In the Illustrator session, we continued with creating our illustration of Marilyn Monroe, in particular we were focused on shading.  Last week was all about creating the facial features of Marilyn, and the week before that was the basic structure; now we were seeing how we could improve and make the illustration look more realistic, but yet do so in a cartoon, pop art kind of way.

Firstly we created a thin black line with 0.25 thickness, this was then duplicated and position slightly bellow.  With the duplication and position enabled, we could carry out duplicating and repeating the procedure which as the end result created a series of lines going down one side of Marilyn’s face.  This was going to be a shadow; however it was too wild and needed to be adjusted to certain areas of her face.  This was done by using the pen tool, creating a clipping mask so that the shadow appearances moulds around the drawn path.  To make this effect look better, we simplified the path so that it looked much smoother, but also lowered the transparency so that it looks more natural.

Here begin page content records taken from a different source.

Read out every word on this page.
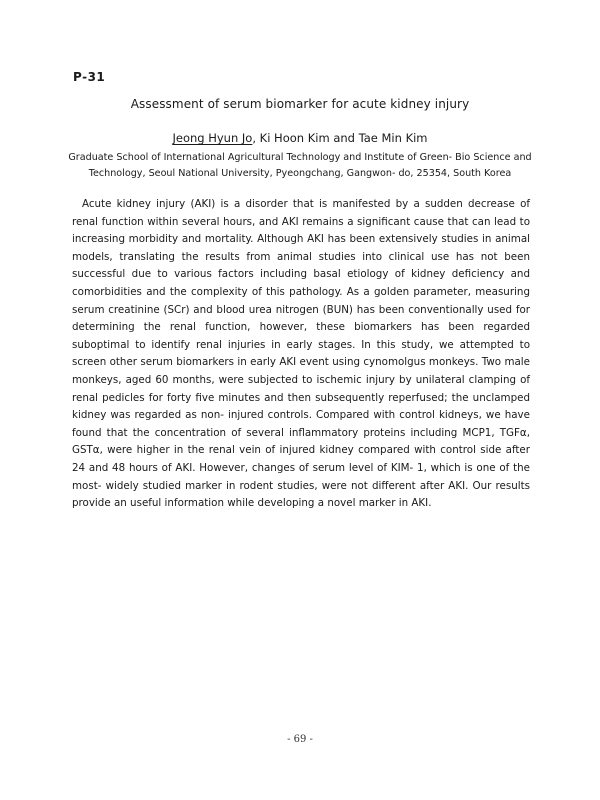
P-31
Assessment of serum biomarker for acute kidney injury
Jeong Hyun Jo, Ki Hoon Kim and Tae Min Kim
Graduate School of International Agricultural Technology and Institute of Green- Bio Science and Technology, Seoul National University, Pyeongchang, Gangwon- do, 25354, South Korea
Acute kidney injury (AKI) is a disorder that is manifested by a sudden decrease of renal function within several hours, and AKI remains a significant cause that can lead to increasing morbidity and mortality. Although AKI has been extensively studies in animal models, translating the results from animal studies into clinical use has not been successful due to various factors including basal etiology of kidney deficiency and comorbidities and the complexity of this pathology. As a golden parameter, measuring serum creatinine (SCr) and blood urea nitrogen (BUN) has been conventionally used for determining the renal function, however, these biomarkers has been regarded suboptimal to identify renal injuries in early stages. In this study, we attempted to screen other serum biomarkers in early AKI event using cynomolgus monkeys. Two male monkeys, aged 60 months, were subjected to ischemic injury by unilateral clamping of renal pedicles for forty five minutes and then subsequently reperfused; the unclamped kidney was regarded as non- injured controls. Compared with control kidneys, we have found that the concentration of several inflammatory proteins including MCP1, TGFα, GSTα, were higher in the renal vein of injured kidney compared with control side after 24 and 48 hours of AKI. However, changes of serum level of KIM- 1, which is one of the most- widely studied marker in rodent studies, were not different after AKI. Our results provide an useful information while developing a novel marker in AKI.
- 69 -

The next technique we used for shading was “halftone”.  Firstly we created a rough outline of Marilyn and filled it grey.  Using the mesh tool we created a wire frame that effects how the shading will appear. How you use the mesh tool is entirely down to the individual, however I ensured that the lines were tighter on the outer edge compared to the inner, so I could drag different shades of grey in from darker to lighter. Each illustration would look different based upon this stage, therefore we could experiment with it to find how we wanted it to look.  Below shows my end result from the tutorial.

Monroe

The Illustrator tutorials I am finding rather helpful as I am learning different ways that Illustrator can be used.  In the sessions, our tutor Steve, has been going through the different stages in the illustration to create Marilyn. I now feel that I would be able to do this by myself, therefore by next Monday I intend to have completed by own version of the Marilyn illustration following what we have been taught from our tutorials.